In his words, the house is a mish-mash of everything. Dutch colonial pottery, French pottery, Indian, Bengal. There are chandeliers everywhere, all F&C Osler, with one in the bath too. The piece de resistance towers over the “grand dame” teak staircase at the entrance, almost 25 feet high. “They don’t make this size anymore. My dealer, a senior person in the business, said it was from one of the royal families. I had the choice of buying serious art and a chandelier. I don’t think I could have afforded the art I really wanted to buy, because I wanted a (Amrita) Sher-Gil or a (FN) Souza,” he says. I spot exquisite pichhwai paintings and works by Mumbai artist, Dhruvi Acharya.

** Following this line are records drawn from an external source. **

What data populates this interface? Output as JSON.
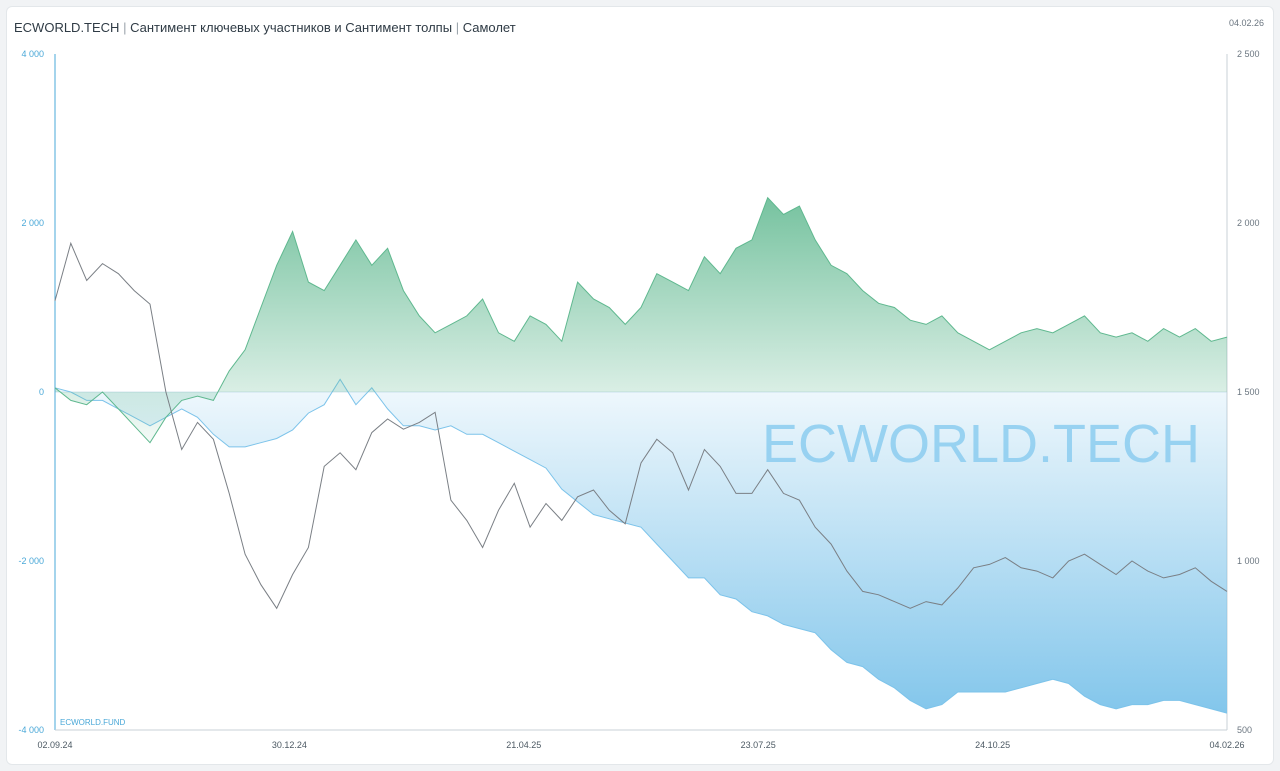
{
  "header": {
    "brand": "ECWORLD.TECH",
    "subtitle": "Сантимент ключевых участников и Сантимент толпы",
    "ticker": "Самолет",
    "separator": "|",
    "top_right_date": "04.02.26"
  },
  "watermark": "ECWORLD.TECH",
  "footer_label": "ECWORLD.FUND",
  "colors": {
    "key_participants": "#5fb88f",
    "crowd": "#7cc3ea",
    "price": "#7a7f85",
    "axis_left": "#4aa8d8",
    "axis_right": "#6b7680",
    "watermark": "#8ccdf0"
  },
  "chart_data": {
    "type": "area",
    "title": "ECWORLD.TECH | Сантимент ключевых участников и Сантимент толпы | Самолет",
    "x_ticks": [
      "02.09.24",
      "30.12.24",
      "21.04.25",
      "23.07.25",
      "24.10.25",
      "04.02.26"
    ],
    "x_count": 75,
    "left_axis": {
      "min": -4000,
      "max": 4000,
      "ticks": [
        "4 000",
        "2 000",
        "0",
        "-2 000",
        "-4 000"
      ],
      "tick_values": [
        4000,
        2000,
        0,
        -2000,
        -4000
      ]
    },
    "right_axis": {
      "min": 500,
      "max": 2500,
      "ticks": [
        "2 500",
        "2 000",
        "1 500",
        "1 000",
        "500"
      ],
      "tick_values": [
        2500,
        2000,
        1500,
        1000,
        500
      ]
    },
    "series": [
      {
        "name": "Сантимент ключевых участников",
        "axis": "left",
        "style": "area",
        "values": [
          50,
          -100,
          -150,
          0,
          -200,
          -400,
          -600,
          -300,
          -100,
          -50,
          -100,
          250,
          500,
          1000,
          1500,
          1900,
          1300,
          1200,
          1500,
          1800,
          1500,
          1700,
          1200,
          900,
          700,
          800,
          900,
          1100,
          700,
          600,
          900,
          800,
          600,
          1300,
          1100,
          1000,
          800,
          1000,
          1400,
          1300,
          1200,
          1600,
          1400,
          1700,
          1800,
          2300,
          2100,
          2200,
          1800,
          1500,
          1400,
          1200,
          1050,
          1000,
          850,
          800,
          900,
          700,
          600,
          500,
          600,
          700,
          750,
          700,
          800,
          900,
          700,
          650,
          700,
          600,
          750,
          650,
          750,
          600,
          650
        ]
      },
      {
        "name": "Сантимент толпы",
        "axis": "left",
        "style": "area",
        "values": [
          50,
          0,
          -100,
          -100,
          -200,
          -300,
          -400,
          -300,
          -200,
          -300,
          -500,
          -650,
          -650,
          -600,
          -550,
          -450,
          -250,
          -150,
          150,
          -150,
          50,
          -200,
          -400,
          -400,
          -450,
          -400,
          -500,
          -500,
          -600,
          -700,
          -800,
          -900,
          -1150,
          -1300,
          -1450,
          -1500,
          -1550,
          -1600,
          -1800,
          -2000,
          -2200,
          -2200,
          -2400,
          -2450,
          -2600,
          -2650,
          -2750,
          -2800,
          -2850,
          -3050,
          -3200,
          -3250,
          -3400,
          -3500,
          -3650,
          -3750,
          -3700,
          -3550,
          -3550,
          -3550,
          -3550,
          -3500,
          -3450,
          -3400,
          -3450,
          -3600,
          -3700,
          -3750,
          -3700,
          -3700,
          -3650,
          -3650,
          -3700,
          -3750,
          -3800
        ]
      },
      {
        "name": "Самолет",
        "axis": "right",
        "style": "line",
        "values": [
          1770,
          1940,
          1830,
          1880,
          1850,
          1800,
          1760,
          1500,
          1330,
          1410,
          1360,
          1200,
          1020,
          930,
          860,
          960,
          1040,
          1280,
          1320,
          1270,
          1380,
          1420,
          1390,
          1410,
          1440,
          1180,
          1120,
          1040,
          1150,
          1230,
          1100,
          1170,
          1120,
          1190,
          1210,
          1150,
          1110,
          1290,
          1360,
          1320,
          1210,
          1330,
          1280,
          1200,
          1200,
          1270,
          1200,
          1180,
          1100,
          1050,
          970,
          910,
          900,
          880,
          860,
          880,
          870,
          920,
          980,
          990,
          1010,
          980,
          970,
          950,
          1000,
          1020,
          990,
          960,
          1000,
          970,
          950,
          960,
          980,
          940,
          910
        ]
      }
    ]
  }
}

There are mirrors too, a Portuguese one in the living room, Urdu-etched mirrors from Taherally’s and miniatures in the garden too. Mukherjee says he enjoys collecting old mirrors and the illusion of space they give. The old world Bengali aesthetic is also courtesy a steady diet of old Bengali films, Satyajit Ray’s Charulataand Jalsaghar being his favourites. It helped that his uncle was part of a film club and into Bengali literature, too.
The paint job
As for the walls, he points out that his signature layering works everywhere, not just with clothing, surface treatment and embroidery. “I like the patina of age because it give so much character. It always gives you this little feeling of things getting unravelled,” he begins to explain. Over time, he says, a little bit of the top coat in the living rooms will fade away and the bottom coat will come out. Who would have thought of that? “When you layer things with a little bit of top decay, the inner layers will come out and it gives you many possibilities of depth. I hate paint that is of such good quality that even at 15 years, they don’t weather.”
With a turnover of ₹253 crore and the Sabyasachi company valued at ₹2,400, the designer is clearly moving at a brisk clip. Yet he is said to be a simple man. In the past, he has talked about growing up in a bungalow in Chandannagar, about 50 km from Kolkata, and going to school in a hand-rowed boat. Does this house bring back memories and keep him grounded? “Everyone believes there is a golden period in their lives,” he explains. “This house is my attempt to do that.”